Papery taste, according to James Hoffmann.
I’ve learned it is to flush the papery particles and avoid a kind of paper taste to your coffee. When i use hot water to flush i can also kinda smell the paper, the hot water also heats up my filter holder at the same time.
This is true, but it also helps to wet the paper so that the coffee goes into the cup/carafe. By wetting the paper when you go to pour in the first bit of water it’s not the strongest coffee being absorbed into the paper. It also helps to loosen up the fibers and get everything settled rather than having it settle while there’s coffee in there. I also use it as an opportunity to ensure I’m getting the paper to stick to the sides so that if I accidentally pour on the side of the filter and down the cone it will still interact with the coffee grounds.

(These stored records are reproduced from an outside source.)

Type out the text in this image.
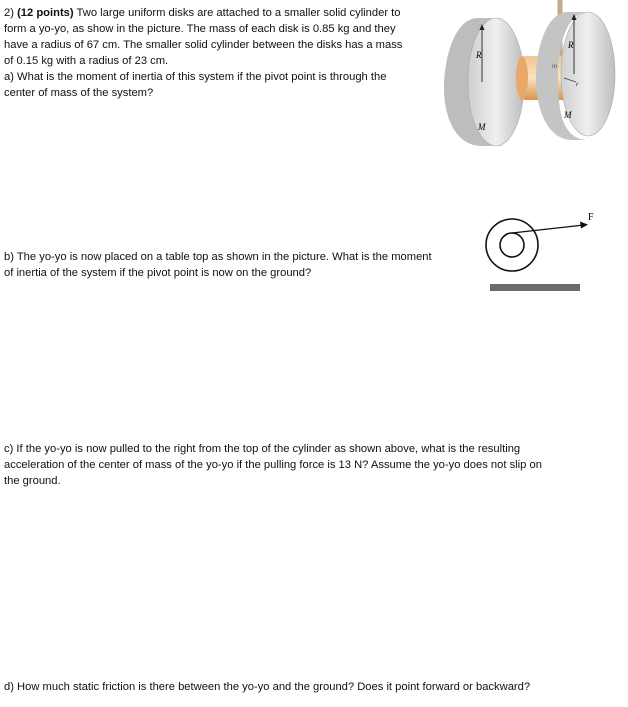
2) (12 points) Two large uniform disks are attached to a smaller solid cylinder to
form a yo-yo, as show in the picture. The mass of each disk is 0.85 kg and they
have a radius of 67 cm. The smaller solid cylinder between the disks has a mass
of 0.15 kg with a radius of 23 cm.
a) What is the moment of inertia of this system if the pivot point is through the
center of mass of the system?
R
R
m
r
M
M
b) The yo-yo is now placed on a table top as shown in the picture. What is the moment
of inertia of the system if the pivot point is now on the ground?
F
c) If the yo-yo is now pulled to the right from the top of the cylinder as shown above, what is the resulting
acceleration of the center of mass of the yo-yo if the pulling force is 13 N? Assume the yo-yo does not slip on
the ground.
d) How much static friction is there between the yo-yo and the ground? Does it point forward or backward?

As you said too, if you use a porcelain cone it helps to heat it up so you can maintain brew temps. Most plastic cones may not see this benefit though.
Help the paper stick to the dripper body, remove manufacturing dust, and reduce/remove possible paper taste. Using hot water also helps pre-heat the dripper reducing heat loss during the brewing process.
With the filters I use, it removes the ‘woody’ aftertaste from the coffee. It worked on an old philipa as well as with the moccamaster I now use on workdays.
I would say, to create a more consistent product. If you pre wet it, it doesn’t take any time for it to start dripping out. Whereas, if it were dry, it would take a bit to saturate the paper before starting to drip, which would make the first cup pretty strong.
My Moccamaster booklet says to, so I do it.
t’s to not take away from the bloom. If your filter is dry then your first coffee goes in to the filter and not in to your carafe/cup.
Don’t use paper filters, but I’d assume to avoid channeling in the coffee grounds. Water will always go through the path of least resistance, maybe by having the entire filter wet you lessens the chances of overextracing some parts of the grounds and underextracting others.I did read that some people do it to remove paper taste, but that seems a little weird. Edit: i was wrong.
It’s exclusively to remove paper flavor. There are microparticles stuck to the filters you don’t want in your drink.
Channeling on the other hand happens when you have irregular grind size and distribution in your grounds. Stirring them pre-pour and pouring gently in consistent motions helps with that, as does a proper blooming phase. Wetting the paper has no effect there.
Ah, well, interesting. Thanks for clarifying.
Could you expand a bit on your first statement?
Looks like I was wrong, so, yeah. The user who corrected me also wrote about channeling and the like.